Les films offrent bien plus que du simple divertissement.

They call me Baby Driver

En 2013, la Blood and Ice Cream Trilogy se concluait avec Le dernier pub avant la fin du monde. Cette année, le réalisateur Edgar Wright, sorte de cousin British de Quentin Tarantino carburant aux références de la culture pop revient au cinéma avec un film de braquage : Baby Driver, nous contant l’histoire de Baby, getaway driver ne pouvant conduire qu’en écoutant sa playlist composée à la minute près, en fonction des exploits de conducteur qu’il aura à accomplir. Attention les yeux et…les oreilles !

 

Fiche Technique

 

Réalisé par Edgar Wright

Genre : Action, Thriller, Policier

Film Britanno-américain

Durée : 1h53 environ

Avertissement : des scènes, des propos ou des images peuvent heurter la sensibilité des spectateurs

 

baby driver affiche

L’histoire

 

Baby, jeune garçon vivant avec son tuteur sourd et muet, officie en tant que chauffeur pour des braquages de banques afin de payer sa dette. Lorsqu’il fait la connaissance de Debora, une serveuse, Baby décide de quitter la criminalité, quitter sa ville de résidence, et changer de vie. Seulement, ce n’est pas aux gouts de Doc, son employeur…

 

 

Casting

 

Ansel Elgort : Baby

Kevin Spacey : Doc

Lily James : Debora

Jon Hamm : Buddy

Eliza Gonzales : Darling, la petite amie de Buddy

Jamie Fox : Bats

Jon Bernthal : Griff

 

Plus sympa et plus réaliste que Fast and Furious

 

On y vient direct. Mettez de coté vos préjugés sur le film dont nous allons parler. Oui, sa bande annonce, son affiche, son coté rétro, sa bande son rétro, son héros cool pas bavard, conducteur hors pair portant des lunettes de soleil, et son introduction ressemblent quasiment traits pour traits à Driver, non, ce n’est ni une copie, ni un remake, ni une version plus djeuns du film de Nicolas Winding Refn , et encore non, la petite critique marketing de (film le plus cool jamais tourné) placée en haut de l’affiche ne mentait pas (pour une fois).

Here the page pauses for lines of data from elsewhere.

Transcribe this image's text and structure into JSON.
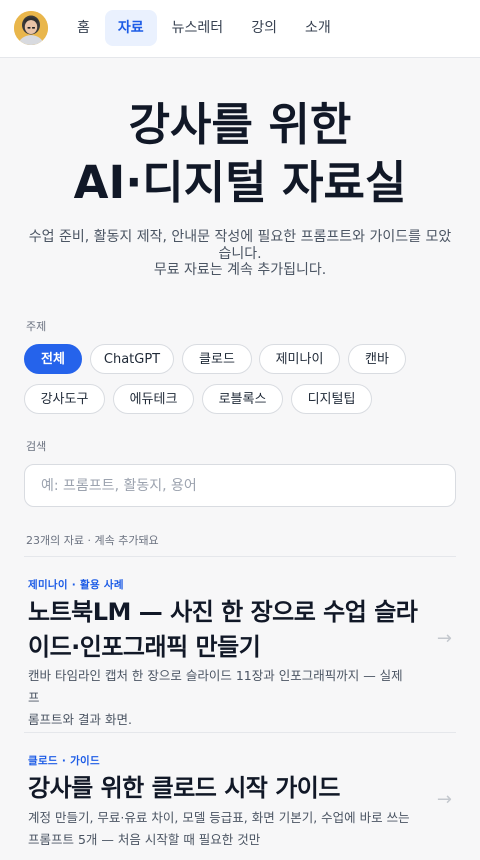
{
  "nav": {
    "items": [
      {
        "label": "홈"
      },
      {
        "label": "자료"
      },
      {
        "label": "뉴스레터"
      },
      {
        "label": "강의"
      },
      {
        "label": "소개"
      }
    ],
    "active_index": 1
  },
  "hero": {
    "title_line1": "강사를 위한",
    "title_line2": "AI·디지털 자료실",
    "subtitle_line1": "수업 준비, 활동지 제작, 안내문 작성에 필요한 프롬프트와 가이드를 모았",
    "subtitle_line2": "습니다.",
    "subtitle_line3": "무료 자료는 계속 추가됩니다."
  },
  "filters": {
    "label": "주제",
    "chips": [
      {
        "label": "전체"
      },
      {
        "label": "ChatGPT"
      },
      {
        "label": "클로드"
      },
      {
        "label": "제미나이"
      },
      {
        "label": "캔바"
      },
      {
        "label": "강사도구"
      },
      {
        "label": "에듀테크"
      },
      {
        "label": "로블록스"
      },
      {
        "label": "디지털팁"
      }
    ]
  },
  "search": {
    "label": "검색",
    "placeholder": "예: 프롬프트, 활동지, 용어",
    "value": ""
  },
  "results": {
    "count_text": "23개의 자료 · 계속 추가돼요"
  },
  "cards": [
    {
      "tag": "제미나이 · 활용 사례",
      "title_line1": "노트북LM — 사진 한 장으로 수업 슬라",
      "title_line2": "이드·인포그래픽 만들기",
      "desc_line1": "캔바 타임라인 캡처 한 장으로 슬라이드 11장과 인포그래픽까지 — 실제 프",
      "desc_line2": "롬프트와 결과 화면.",
      "arrow": "→"
    },
    {
      "tag": "클로드 · 가이드",
      "title_line1": "강사를 위한 클로드 시작 가이드",
      "desc_line1": "계정 만들기, 무료·유료 차이, 모델 등급표, 화면 기본기, 수업에 바로 쓰는",
      "desc_line2": "프롬프트 5개 — 처음 시작할 때 필요한 것만",
      "arrow": "→"
    }
  ],
  "colors": {
    "accent": "#2563eb",
    "nav_active_bg": "#eaf1fe",
    "background": "#f7f7f8"
  }
}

romance lily james ansel elgort baby driver

Baby Driver, il a son style, son rythme, son ambiance. En plus de ça, entre ses scènes de braquages survoltées, il parvient à y placer une histoire d’amour à la fois mignonne, tendre et sincère, ainsi qu’un soupçon de drame et de thriller, des scènes d’action à pied parfois violentes (au programme : castagne et fusillades), et de la comédie barrée (cf la scène de repérage à la poste figurera sans aucun doute parmi les classiques) made in Edgar Wright (version plus soft qu’un Shaun of the dead ou Scott Pilgrim).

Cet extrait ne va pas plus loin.